TV WATCH NBC has ordered a full season of episodes from ”Law & Order: Special Victims Unit” and ”Third Watch” following impressive ratings in their respective premieres.

SPECIAL EFFECT To shoot a scene in the new George Clooney drama ”Three Kings,” director David O. Russell used a cadaver to show how a bullet penetrates a body. Warner Bros. almost nixed the scene, but after test audiences approved, the studio decided to keep it, Russell said in this week’s Newsweek. Costar Mark Wahlberg said watching the cadaver’s big scene disgusted him, but we’re guessing Clooney — a.k.a. Dr. Ross — didn’t have a problem.

CASTING Ed Harris, Joseph Fiennes, and Jude Law are in final negotiations to join director Jean-Jacques Annaud’s ”Enemy at the Gates.” The project, which was missing a cast for almost a year at Mandalay Pictures, is finally scheduled to start shooting in Germany in December or early January.

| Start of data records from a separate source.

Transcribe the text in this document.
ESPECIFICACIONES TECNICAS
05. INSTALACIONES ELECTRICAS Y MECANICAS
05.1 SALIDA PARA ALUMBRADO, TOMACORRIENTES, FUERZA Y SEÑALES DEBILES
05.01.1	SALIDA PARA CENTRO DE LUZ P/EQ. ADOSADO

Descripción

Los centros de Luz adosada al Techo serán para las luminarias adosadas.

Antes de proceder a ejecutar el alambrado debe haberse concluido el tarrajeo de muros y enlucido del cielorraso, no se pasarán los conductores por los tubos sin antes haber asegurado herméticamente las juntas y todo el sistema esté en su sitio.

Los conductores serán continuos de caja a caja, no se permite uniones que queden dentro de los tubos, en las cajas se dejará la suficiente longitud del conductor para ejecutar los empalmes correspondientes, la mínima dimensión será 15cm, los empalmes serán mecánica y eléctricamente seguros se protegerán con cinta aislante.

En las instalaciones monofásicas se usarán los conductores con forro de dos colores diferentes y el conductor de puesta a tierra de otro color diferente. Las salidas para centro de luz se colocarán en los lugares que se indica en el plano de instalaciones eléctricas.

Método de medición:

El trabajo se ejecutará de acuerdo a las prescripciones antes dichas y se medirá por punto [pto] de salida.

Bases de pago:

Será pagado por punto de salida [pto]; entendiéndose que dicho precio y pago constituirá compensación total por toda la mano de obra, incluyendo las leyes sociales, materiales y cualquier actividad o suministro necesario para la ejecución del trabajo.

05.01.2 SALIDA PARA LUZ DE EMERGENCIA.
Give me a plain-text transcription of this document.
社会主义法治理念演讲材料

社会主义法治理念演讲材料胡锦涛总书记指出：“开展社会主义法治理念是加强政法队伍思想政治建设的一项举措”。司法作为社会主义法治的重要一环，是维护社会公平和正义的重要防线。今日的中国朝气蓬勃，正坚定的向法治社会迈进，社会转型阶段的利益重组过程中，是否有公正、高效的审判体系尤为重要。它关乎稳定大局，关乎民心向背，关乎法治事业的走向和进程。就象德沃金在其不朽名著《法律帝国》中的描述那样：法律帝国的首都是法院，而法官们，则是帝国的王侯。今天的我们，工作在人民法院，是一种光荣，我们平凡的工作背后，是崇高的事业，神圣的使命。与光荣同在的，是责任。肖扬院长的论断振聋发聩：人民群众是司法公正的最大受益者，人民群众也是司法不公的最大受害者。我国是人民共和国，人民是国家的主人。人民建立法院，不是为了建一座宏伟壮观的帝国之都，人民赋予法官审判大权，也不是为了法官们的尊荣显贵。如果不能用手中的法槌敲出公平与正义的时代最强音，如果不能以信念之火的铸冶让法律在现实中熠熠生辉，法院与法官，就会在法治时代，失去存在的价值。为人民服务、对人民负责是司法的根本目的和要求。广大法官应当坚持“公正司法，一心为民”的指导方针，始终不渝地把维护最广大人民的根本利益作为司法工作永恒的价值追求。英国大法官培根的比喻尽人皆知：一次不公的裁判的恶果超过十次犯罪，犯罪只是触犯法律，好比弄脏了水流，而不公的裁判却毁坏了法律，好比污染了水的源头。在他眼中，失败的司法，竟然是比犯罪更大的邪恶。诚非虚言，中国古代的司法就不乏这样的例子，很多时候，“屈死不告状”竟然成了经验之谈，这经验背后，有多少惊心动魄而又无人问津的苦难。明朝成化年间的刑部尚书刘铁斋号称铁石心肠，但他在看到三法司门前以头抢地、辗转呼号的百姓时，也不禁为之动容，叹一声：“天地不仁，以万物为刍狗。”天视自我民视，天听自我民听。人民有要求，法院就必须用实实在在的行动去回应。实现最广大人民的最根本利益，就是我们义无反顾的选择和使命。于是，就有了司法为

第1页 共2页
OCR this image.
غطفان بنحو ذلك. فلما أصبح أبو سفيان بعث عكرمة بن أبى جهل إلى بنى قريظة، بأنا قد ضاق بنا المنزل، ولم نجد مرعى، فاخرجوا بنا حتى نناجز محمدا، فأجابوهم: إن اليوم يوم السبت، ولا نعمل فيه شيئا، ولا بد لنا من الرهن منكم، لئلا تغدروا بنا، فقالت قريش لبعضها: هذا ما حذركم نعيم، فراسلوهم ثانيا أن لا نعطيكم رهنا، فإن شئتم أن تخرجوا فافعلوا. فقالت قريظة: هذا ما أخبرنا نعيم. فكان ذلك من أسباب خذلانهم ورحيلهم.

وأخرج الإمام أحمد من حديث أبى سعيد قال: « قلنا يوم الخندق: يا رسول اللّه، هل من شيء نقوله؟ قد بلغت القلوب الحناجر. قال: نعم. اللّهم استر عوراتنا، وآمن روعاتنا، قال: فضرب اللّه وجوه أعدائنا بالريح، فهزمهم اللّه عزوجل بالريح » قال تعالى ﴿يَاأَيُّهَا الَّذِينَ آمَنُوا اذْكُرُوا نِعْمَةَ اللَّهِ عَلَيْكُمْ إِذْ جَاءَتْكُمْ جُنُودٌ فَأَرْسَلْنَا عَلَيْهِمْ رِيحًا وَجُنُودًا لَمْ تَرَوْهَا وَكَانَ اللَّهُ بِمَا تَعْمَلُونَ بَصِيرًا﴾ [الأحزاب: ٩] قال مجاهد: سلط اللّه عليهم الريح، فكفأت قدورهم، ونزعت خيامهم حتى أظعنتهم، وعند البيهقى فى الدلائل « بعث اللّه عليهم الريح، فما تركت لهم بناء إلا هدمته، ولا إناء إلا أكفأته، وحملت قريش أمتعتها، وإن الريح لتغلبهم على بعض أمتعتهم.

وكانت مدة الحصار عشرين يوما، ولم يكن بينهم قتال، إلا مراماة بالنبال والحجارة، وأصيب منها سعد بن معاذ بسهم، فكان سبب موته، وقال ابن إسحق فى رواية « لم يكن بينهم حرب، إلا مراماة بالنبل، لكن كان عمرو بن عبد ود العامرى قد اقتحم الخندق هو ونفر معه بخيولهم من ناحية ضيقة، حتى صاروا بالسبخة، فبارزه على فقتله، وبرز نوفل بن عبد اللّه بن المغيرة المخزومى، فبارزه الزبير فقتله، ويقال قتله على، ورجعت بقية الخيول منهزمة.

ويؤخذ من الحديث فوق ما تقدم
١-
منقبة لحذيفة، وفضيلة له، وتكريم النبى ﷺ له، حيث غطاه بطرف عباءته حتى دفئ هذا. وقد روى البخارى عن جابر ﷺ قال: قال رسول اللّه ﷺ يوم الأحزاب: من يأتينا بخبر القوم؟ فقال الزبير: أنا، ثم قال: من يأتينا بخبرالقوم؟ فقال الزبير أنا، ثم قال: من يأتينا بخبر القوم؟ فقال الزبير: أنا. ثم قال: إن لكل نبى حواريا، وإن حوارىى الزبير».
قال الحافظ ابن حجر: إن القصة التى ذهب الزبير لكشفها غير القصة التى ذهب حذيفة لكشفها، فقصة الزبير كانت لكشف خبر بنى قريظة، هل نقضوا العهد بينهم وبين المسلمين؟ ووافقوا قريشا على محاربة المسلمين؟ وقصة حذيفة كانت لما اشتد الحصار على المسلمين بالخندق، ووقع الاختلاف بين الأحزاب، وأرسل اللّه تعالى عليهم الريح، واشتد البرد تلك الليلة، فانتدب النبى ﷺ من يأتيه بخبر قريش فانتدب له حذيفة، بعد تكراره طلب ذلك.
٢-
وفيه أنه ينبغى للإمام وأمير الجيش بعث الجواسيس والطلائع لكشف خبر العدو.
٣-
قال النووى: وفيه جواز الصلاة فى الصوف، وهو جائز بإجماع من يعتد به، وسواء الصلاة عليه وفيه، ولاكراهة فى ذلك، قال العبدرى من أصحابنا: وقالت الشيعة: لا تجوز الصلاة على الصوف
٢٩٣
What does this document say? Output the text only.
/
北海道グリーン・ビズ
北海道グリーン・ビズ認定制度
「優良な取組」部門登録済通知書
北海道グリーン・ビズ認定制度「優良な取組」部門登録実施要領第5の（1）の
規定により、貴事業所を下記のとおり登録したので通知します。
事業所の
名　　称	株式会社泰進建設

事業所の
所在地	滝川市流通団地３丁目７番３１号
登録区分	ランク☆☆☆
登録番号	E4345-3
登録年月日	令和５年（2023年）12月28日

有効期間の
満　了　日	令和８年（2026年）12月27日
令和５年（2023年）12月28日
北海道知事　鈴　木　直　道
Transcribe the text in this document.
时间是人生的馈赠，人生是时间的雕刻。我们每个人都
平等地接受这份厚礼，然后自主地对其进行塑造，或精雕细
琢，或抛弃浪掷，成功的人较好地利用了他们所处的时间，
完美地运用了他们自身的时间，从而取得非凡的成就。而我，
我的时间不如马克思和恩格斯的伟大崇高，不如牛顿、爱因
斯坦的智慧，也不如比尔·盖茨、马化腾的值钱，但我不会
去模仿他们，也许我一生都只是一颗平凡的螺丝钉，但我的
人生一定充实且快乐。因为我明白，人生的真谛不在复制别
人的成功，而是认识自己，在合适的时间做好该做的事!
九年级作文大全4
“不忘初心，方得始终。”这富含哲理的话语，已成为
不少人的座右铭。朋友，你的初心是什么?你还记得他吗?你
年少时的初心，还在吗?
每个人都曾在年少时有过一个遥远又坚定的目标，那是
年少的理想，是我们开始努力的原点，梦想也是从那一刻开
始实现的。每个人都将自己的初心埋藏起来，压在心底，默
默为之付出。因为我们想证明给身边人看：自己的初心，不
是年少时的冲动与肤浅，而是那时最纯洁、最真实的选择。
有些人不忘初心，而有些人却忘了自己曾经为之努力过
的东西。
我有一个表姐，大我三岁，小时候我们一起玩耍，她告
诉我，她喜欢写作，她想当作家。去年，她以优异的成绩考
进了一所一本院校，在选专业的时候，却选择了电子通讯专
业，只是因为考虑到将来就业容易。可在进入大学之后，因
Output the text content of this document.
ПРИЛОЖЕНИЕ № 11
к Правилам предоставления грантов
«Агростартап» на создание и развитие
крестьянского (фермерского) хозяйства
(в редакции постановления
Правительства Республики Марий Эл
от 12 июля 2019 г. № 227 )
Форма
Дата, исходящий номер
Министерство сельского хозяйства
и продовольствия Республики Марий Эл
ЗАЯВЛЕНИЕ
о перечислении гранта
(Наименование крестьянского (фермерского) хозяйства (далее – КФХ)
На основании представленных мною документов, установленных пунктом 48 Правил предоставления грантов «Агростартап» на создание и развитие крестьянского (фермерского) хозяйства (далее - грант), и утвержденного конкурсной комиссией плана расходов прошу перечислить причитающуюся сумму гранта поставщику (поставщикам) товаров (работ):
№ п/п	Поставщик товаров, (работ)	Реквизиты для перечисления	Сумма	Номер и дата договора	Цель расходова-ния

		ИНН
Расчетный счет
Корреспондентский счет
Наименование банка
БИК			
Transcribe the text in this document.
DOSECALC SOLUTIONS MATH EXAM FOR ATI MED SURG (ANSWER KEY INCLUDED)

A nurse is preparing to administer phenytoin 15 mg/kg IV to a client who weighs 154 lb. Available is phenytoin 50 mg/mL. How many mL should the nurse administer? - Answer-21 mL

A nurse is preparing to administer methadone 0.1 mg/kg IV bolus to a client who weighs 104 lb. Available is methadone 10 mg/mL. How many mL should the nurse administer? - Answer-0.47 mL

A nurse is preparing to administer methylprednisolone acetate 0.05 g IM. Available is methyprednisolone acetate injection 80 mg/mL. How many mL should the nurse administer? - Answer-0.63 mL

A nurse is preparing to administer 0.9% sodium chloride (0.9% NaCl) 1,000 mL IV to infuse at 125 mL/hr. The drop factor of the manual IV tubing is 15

REEL DEAL Actor-director Tony Goldwyn (”A Walk on the Moon”) is in final talks to direct ”Handyman,” a Warner Bros. project based on Carolyn See’s novel, which follows a handyman who’s terrible at fixing things, but wonderful at mending his clients’ broken hearts. Aaawwwww.

HONORED Director Norman Jewison will receive ShowEast’s George Eastman Award for career achievement when the movie exhibitor’s fair hits Atlantic City, N.J., next month. Jewison, whose films include ”Fiddler on the Roof,” ”Jesus Christ Superstar,” ”Moonstruck,” and the original ”Thomas Crown Affair,” will also screen his latest effort, ”The Hurricane,” starring Denzel Washington and Liev Schreiber, at the trade fair. Past winners of the Eastman award include Martin Scorsese, Barry Levinson, Ron Howard, and Martin Brest, who received it last year.

ANOTHER LIST The postwar drama ”The Third Man” has topped the British Film Industry’s list of the top 100 British Films of the Century. Voted by 1,000 film- and TV-industry people, the list’s top 10 includes ”Brief Encounter” (2), ”Lawrence of Arabia” (3), ”The 39 Steps” (4), ”Great Expectations” (5), ”Kind Hearts and Coronets” (6), ”Kes” (7), ”Don’t Look Now” (8), ”The Red Shoes” (9), and the highest-ranked film from the 1990s, ”Trainspotting” (10).

MEMORIAL After nearly 30 years of devout fans visiting Jimi Hendrix’s simple gravestone, the Hendrix family has announced plans to build a grander memorial at Greenwood Memorial Park outside Seattle. Sketches for the memorial released Friday depict a granite dome supported by nine pillars and a life-size bronze statue of Hendrix as he appeared at Woodstock. The memorial will be dedicated on Sept. 18, 2000 — the 30th anniversary of the rocker’s death.